Tuesday, July 27, 2010

Liptak Assesses Direction of U.S. Supreme Court

Adam Liptak of the New York Times wrote a lengthy article on the U.S. Supreme Court
as it goes into its summer recess and through the fifth year of the Roberts Court. Below are excerpts from the article. If you are an ardent Supreme Court watcher or are just interested in the direction our country may be going--Roberts appears to be heading for a long and active career on the Court--it is worth a read.

From the New York Times:

Chief Justice Roberts, 55, is settling in for what is likely to be a very long tenure at the head of a court that seems to be entering a period of stability.

If the Roberts court continues on the course suggested by its first five years, it is likely to allow a greater role for religion in public life, to permit more participation by unions and corporations in elections and to elaborate further on the scope of the Second Amendment’s right to bear arms.

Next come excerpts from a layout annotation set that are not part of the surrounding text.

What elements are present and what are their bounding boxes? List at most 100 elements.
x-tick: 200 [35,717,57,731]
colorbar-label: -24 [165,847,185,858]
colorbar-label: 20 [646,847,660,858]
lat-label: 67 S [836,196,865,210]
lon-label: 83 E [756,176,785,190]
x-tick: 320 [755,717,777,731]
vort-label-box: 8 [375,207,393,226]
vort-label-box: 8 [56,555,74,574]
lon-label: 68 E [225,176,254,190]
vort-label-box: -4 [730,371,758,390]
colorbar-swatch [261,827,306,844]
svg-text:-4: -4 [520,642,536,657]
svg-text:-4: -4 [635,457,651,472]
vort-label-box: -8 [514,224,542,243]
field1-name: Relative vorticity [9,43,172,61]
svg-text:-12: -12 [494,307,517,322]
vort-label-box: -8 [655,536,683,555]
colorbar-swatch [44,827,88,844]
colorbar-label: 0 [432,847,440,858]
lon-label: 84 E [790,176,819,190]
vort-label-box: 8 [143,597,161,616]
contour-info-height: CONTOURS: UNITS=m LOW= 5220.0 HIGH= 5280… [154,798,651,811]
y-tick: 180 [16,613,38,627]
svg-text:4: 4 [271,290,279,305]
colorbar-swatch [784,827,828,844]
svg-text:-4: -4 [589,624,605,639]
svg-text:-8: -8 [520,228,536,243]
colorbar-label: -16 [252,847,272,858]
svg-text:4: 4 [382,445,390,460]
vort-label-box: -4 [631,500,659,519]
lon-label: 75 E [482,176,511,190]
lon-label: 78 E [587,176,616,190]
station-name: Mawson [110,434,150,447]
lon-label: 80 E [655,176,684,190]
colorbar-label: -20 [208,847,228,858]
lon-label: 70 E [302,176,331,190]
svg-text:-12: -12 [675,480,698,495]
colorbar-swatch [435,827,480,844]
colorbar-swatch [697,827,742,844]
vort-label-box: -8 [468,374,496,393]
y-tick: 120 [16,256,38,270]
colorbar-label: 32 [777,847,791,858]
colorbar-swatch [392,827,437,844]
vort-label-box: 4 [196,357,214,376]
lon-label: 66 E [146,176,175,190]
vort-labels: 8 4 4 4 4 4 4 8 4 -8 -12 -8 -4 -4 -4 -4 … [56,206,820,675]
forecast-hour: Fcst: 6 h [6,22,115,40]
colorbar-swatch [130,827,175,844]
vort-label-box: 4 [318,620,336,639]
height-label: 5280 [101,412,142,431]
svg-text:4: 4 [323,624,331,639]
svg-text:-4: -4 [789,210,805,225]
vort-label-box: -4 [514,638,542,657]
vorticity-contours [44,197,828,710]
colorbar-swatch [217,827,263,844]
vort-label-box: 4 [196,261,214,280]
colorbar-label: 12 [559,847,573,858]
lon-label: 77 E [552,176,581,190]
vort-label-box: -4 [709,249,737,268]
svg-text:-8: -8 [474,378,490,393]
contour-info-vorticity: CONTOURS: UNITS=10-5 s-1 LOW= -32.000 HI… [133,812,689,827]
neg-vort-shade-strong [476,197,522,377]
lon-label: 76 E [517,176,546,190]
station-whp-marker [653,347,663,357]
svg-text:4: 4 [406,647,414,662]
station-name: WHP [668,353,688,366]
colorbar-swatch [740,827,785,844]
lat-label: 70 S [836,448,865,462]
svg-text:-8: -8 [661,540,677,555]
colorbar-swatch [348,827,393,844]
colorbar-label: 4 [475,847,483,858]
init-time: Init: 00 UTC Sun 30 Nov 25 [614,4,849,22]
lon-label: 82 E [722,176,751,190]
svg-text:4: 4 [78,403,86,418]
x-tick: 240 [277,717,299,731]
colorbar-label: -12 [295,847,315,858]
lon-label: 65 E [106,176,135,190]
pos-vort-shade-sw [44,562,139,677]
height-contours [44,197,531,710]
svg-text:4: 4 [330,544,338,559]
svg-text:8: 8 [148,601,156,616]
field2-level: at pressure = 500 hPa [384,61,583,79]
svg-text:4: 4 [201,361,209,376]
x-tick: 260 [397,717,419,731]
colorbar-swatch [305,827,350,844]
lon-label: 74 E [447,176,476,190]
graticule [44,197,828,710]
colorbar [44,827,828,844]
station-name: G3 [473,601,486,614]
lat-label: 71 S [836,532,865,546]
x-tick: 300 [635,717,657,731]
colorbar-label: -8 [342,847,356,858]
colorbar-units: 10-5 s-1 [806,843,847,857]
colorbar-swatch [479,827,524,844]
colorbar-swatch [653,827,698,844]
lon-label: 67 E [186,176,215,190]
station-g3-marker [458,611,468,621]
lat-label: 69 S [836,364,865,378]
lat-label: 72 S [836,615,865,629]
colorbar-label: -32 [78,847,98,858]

Abortion rights are likely to be curtailed, as are affirmative action and protections for people accused of crimes.

The recent shift to the right is modest. And the court’s decisions have hardly been uniformly conservative. The justices have, for instance, limited the use of the death penalty and rejected broad claims of executive power in the government’s efforts to combat terrorism.

But scholars who look at overall trends rather than individual decisions say that widely accepted political science data tell an unmistakable story about a notably conservative court.


With regard to individual rights in criminal cases Liptak explored the implications of former Justice Sandra Day O'Connor replacement with Justice Samuel Alito. Liptak wrote:

Just weeks before she left the court, for instance, Justice O’Connor heard arguments in Hudson v. Michigan, a case about whether evidence should be suppressed because it was found after Detroit police officers stormed a home without announcing themselves.

“Is there no policy protecting the homeowner a little bit and the sanctity of the home from this immediate entry?” Justice O’Connor asked a government lawyer. David A. Moran, a lawyer for the defendant, Booker T. Hudson, said the questioning left him confident that he had Justice O’Connor’s crucial vote.

Three months later, the court called for reargument, signaling a 4-to-4 deadlock after Justice O’Connor’s departure. When the 5-to-4 decision was announced in June, the court not only ruled that violations of the knock-and-announce rule do not require the suppression of evidence, but also called into question the exclusionary rule itself.

The shift had taken place. Justice Alito was in the majority.

“My 5-4 loss in Hudson v. Michigan,” Mr. Moran wrote in 2006 in Cato Supreme Court Review, “signals the end of the Fourth Amendment” — protecting against unreasonable searches — “as we know it.”